Après plusieurs manifestations de protestation, y compris de son propre parti, le président Tshisekedi a informé la chambre basse du Parlement qu'il n'investirait pas, à la tête de la nouvelle commission, Ronsard Malonda. Or cette candidature, qui divisait les confessions religieuses, a été validée par l'Assemblée nationale, dominée par la coalition de l'ex-président Joseph Kabila. Pour la société civile, on ne sortira pas de cette crise sans une réforme de fond.

Pour Bishop Abraham Djamba, à la tête d'une des principales missions d'observation électorale aux derniers scrutins, le premier obstacle à la mise en place d'un climat de confiance, c'est l'opacité qui entoure toute la procédure de désignation des membres de la Commission électorale, y compris par la société civile.

« Les citoyens congolais n'ont appris le déclenchement du processus de désignation du président, que lorsqu'il y a eu scandale.

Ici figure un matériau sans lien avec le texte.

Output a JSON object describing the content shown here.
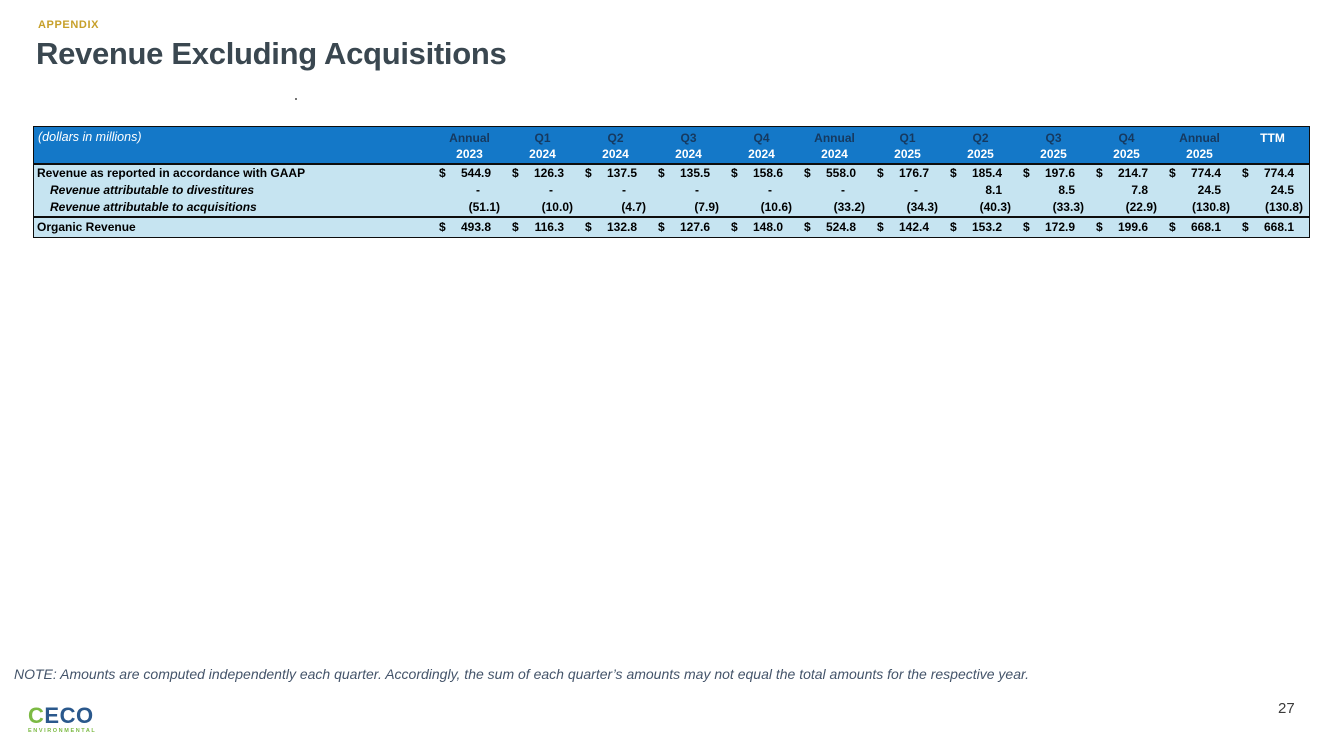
{
  "slide": {
    "eyebrow": "APPENDIX",
    "title": "Revenue Excluding Acquisitions",
    "note": "NOTE: Amounts are computed independently each quarter. Accordingly, the sum of each quarter’s amounts may not equal the total amounts for the respective year.",
    "page_number": "27"
  },
  "logo": {
    "brand": "CECO",
    "first_letter": "C",
    "rest": "ECO",
    "subtitle": "ENVIRONMENTAL"
  },
  "colors": {
    "header_blue": "#1478C8",
    "row_light_blue": "#C6E4F1",
    "header_period_navy": "#16395F",
    "eyebrow_gold": "#C7A02A",
    "title_slate": "#3A4750",
    "note_slate": "#44546A",
    "logo_green": "#7CBA44",
    "logo_navy": "#2A588C"
  },
  "table": {
    "unit_label": "(dollars in millions)",
    "columns": [
      {
        "period": "Annual",
        "year": "2023"
      },
      {
        "period": "Q1",
        "year": "2024"
      },
      {
        "period": "Q2",
        "year": "2024"
      },
      {
        "period": "Q3",
        "year": "2024"
      },
      {
        "period": "Q4",
        "year": "2024"
      },
      {
        "period": "Annual",
        "year": "2024"
      },
      {
        "period": "Q1",
        "year": "2025"
      },
      {
        "period": "Q2",
        "year": "2025"
      },
      {
        "period": "Q3",
        "year": "2025"
      },
      {
        "period": "Q4",
        "year": "2025"
      },
      {
        "period": "Annual",
        "year": "2025"
      },
      {
        "period": "",
        "year": "TTM"
      }
    ],
    "rows": [
      {
        "label": "Revenue as reported in accordance with GAAP",
        "style": "plain",
        "dollar": true,
        "values": [
          "544.9",
          "126.3",
          "137.5",
          "135.5",
          "158.6",
          "558.0",
          "176.7",
          "185.4",
          "197.6",
          "214.7",
          "774.4",
          "774.4"
        ]
      },
      {
        "label": "Revenue attributable to divestitures",
        "style": "indent-italic",
        "dollar": false,
        "values": [
          "-",
          "-",
          "-",
          "-",
          "-",
          "-",
          "-",
          "8.1",
          "8.5",
          "7.8",
          "24.5",
          "24.5"
        ]
      },
      {
        "label": "Revenue attributable to acquisitions",
        "style": "indent-italic",
        "dollar": false,
        "values": [
          "(51.1)",
          "(10.0)",
          "(4.7)",
          "(7.9)",
          "(10.6)",
          "(33.2)",
          "(34.3)",
          "(40.3)",
          "(33.3)",
          "(22.9)",
          "(130.8)",
          "(130.8)"
        ]
      }
    ],
    "total_row": {
      "label": "Organic Revenue",
      "style": "plain",
      "dollar": true,
      "values": [
        "493.8",
        "116.3",
        "132.8",
        "127.6",
        "148.0",
        "524.8",
        "142.4",
        "153.2",
        "172.9",
        "199.6",
        "668.1",
        "668.1"
      ]
    }
  }
}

Donc nous pensons qu'il faut qu'il y ait de la transparence. C'est-à-dire, une publicité autour de cela, pour contribuer dans les témoignages et autres, sur la personnalité des membres de la Céni. C'est très important », estime en effet Bishop Abraham Djamba.

Une Céni trop politique

Pour l'abbé Lomandja, ancien expert électoral de l'Église catholique, la Commission électorale est, par nature, trop politique. Dix de ses treize membres sont désignés par la majorité et l'opposition représentées à l'Assemblée nationale, elles-mêmes issues d'élections contestées.

« Malgré l'intégration marginale de la société civile, le modèle d'administration électorale n'a pas changé en République démocratique du Congo, explique l'abbé Lomandja. Depuis 2003, on a choisi un modèle politique de la Céni. La corruption fait que les membres de la société civile, par exemple, et même les membres de l'opposition à la Céni, sont ou peuvent être achetés par le pouvoir en place. »

Pourtant, les membres du bureau de la Céni ont des salaires de ministres. Insuffisant, semble-t-il, pour garantir leur indépendance et faire taire les accusations de corruption.